Jim Hopkins has been to a foreign place, but it wasn’t in another country.
For all sorts of reasons, principally a stubborn refusal to challenge our own shibboleths, we’ve created a monument to indifference, an unintended but shameful urban disaster.
Calling it the perfect slum would be satisfyingly glib – and unfair. But it is the ghetto of good intentions, an ill-considered, ill-designed place created by well-meaning souls who’ve unwittingly turned a 1935 dream into a 21st century nightmare.
There’s no doubt they believed they were doing the Lord’s work. There’s no doubt the rest of us didn’t give a toss so long as things were out of sight and out of mind. And there’s no doubt the benign objectives of an egalitarian society have yielded a malignant result. . .
South Auckland is architectural evidence there is a Law of Unintended Consequences. It’s what you get when you marry munificence and indifference.
It’s what you create when no one asks questions about what they’re creating. It’s an accident of angels, a bureaucratic folly and a public shame.
The lawlessness, the fear, the deliberate damage and the neglect ought to be foreign to New Zealand, so why aren’t they?
Drug and alcohol abuse, lack of education, poor health, intergenerational dysfunction and poverty are among the causes.
The welfare state which was designed to help those in need ought to have prevented some of that but it too has contributed to the problem.
Welfare doens’t cause problems when it’s short-term assistance for people temporarily in need. It’s not a problem when it’s long term assistance for those who will never be able to help themselves.

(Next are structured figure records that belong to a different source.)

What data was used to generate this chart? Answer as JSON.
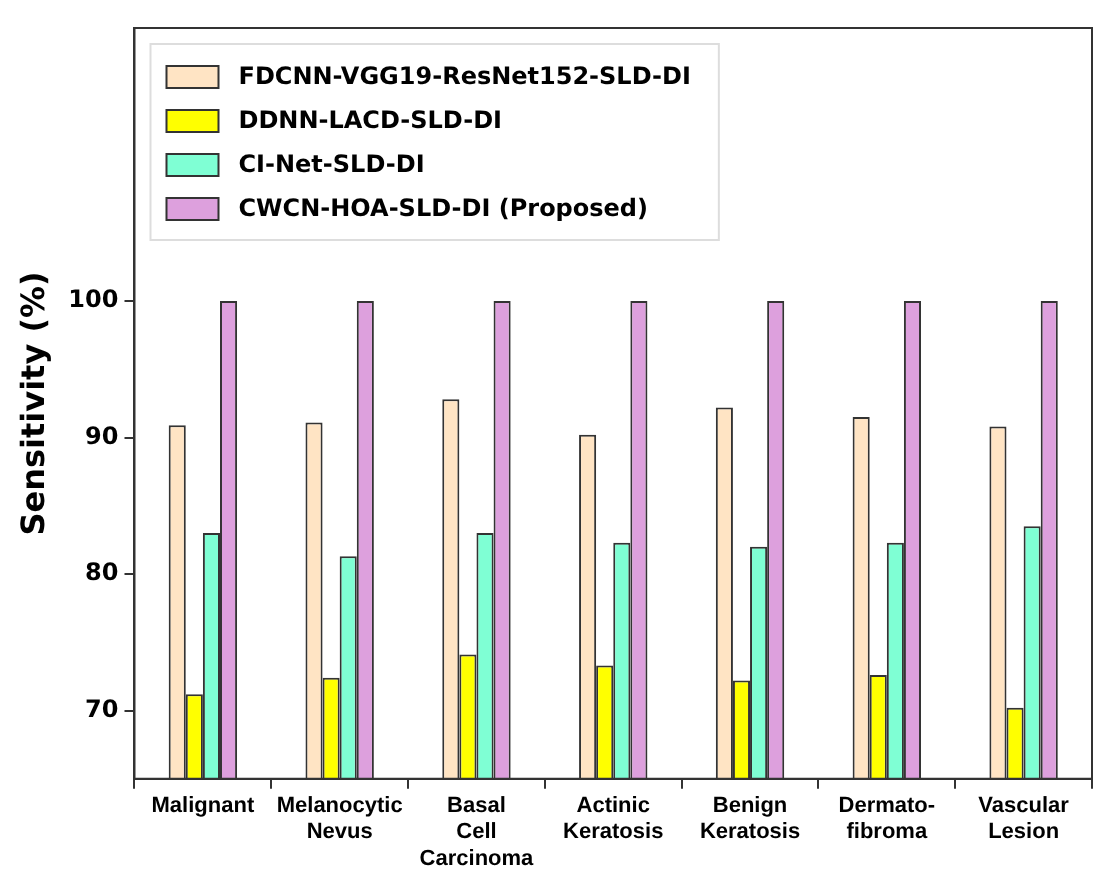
{
  "chart_data": {
    "type": "bar",
    "ylabel": "Sensitivity (%)",
    "categories": [
      "Malignant",
      "Melanocytic Nevus",
      "Basal Cell Carcinoma",
      "Actinic Keratosis",
      "Benign Keratosis",
      "Dermato-fibroma",
      "Vascular Lesion"
    ],
    "series": [
      {
        "name": "FDCNN-VGG19-ResNet152-SLD-DI",
        "color": "#ffe4c4",
        "values": [
          90.9,
          91.1,
          92.8,
          90.2,
          92.2,
          91.5,
          90.8
        ]
      },
      {
        "name": "DDNN-LACD-SLD-DI",
        "color": "#ffff00",
        "values": [
          71.2,
          72.4,
          74.1,
          73.3,
          72.2,
          72.6,
          70.2
        ]
      },
      {
        "name": "CI-Net-SLD-DI",
        "color": "#7fffd4",
        "values": [
          83.0,
          81.3,
          83.0,
          82.3,
          82.0,
          82.3,
          83.5
        ]
      },
      {
        "name": "CWCN-HOA-SLD-DI (Proposed)",
        "color": "#dda0dd",
        "values": [
          100,
          100,
          100,
          100,
          100,
          100,
          100
        ]
      }
    ],
    "ylim": [
      65,
      120
    ],
    "yticks": [
      70,
      80,
      90,
      100
    ],
    "grid": false,
    "legend": "top left"
  }
}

But it creates problems when it gives long term assistance for people who ought to be able to look after themselves and can’t or won’t. By giving without expecting anything in return it creates a culture of dependency, and a dislocation from society.
The benefit system gives people the right to other people’s money without making them responsible for using it wisely. Those who give that money – the businesses and workers who pay the taxes from which benefits come- have responsbilities and if they don’t meet them they face consequences, which could include losing their jobs.
Cutting benefits in part or altogether would cause more problems, especially for families where children would suffer. But the opposite extreme of allowing people to languish on welfare indefinitely and opt out of society while doing so isn’t working either.
Perhaps the answer lies somewhere between. It won’t be simple and it won’t be cheap but not finding it will be more expensive in human and financial terms than pretending South Auckland’s a foreign land whose problems aren’t ours.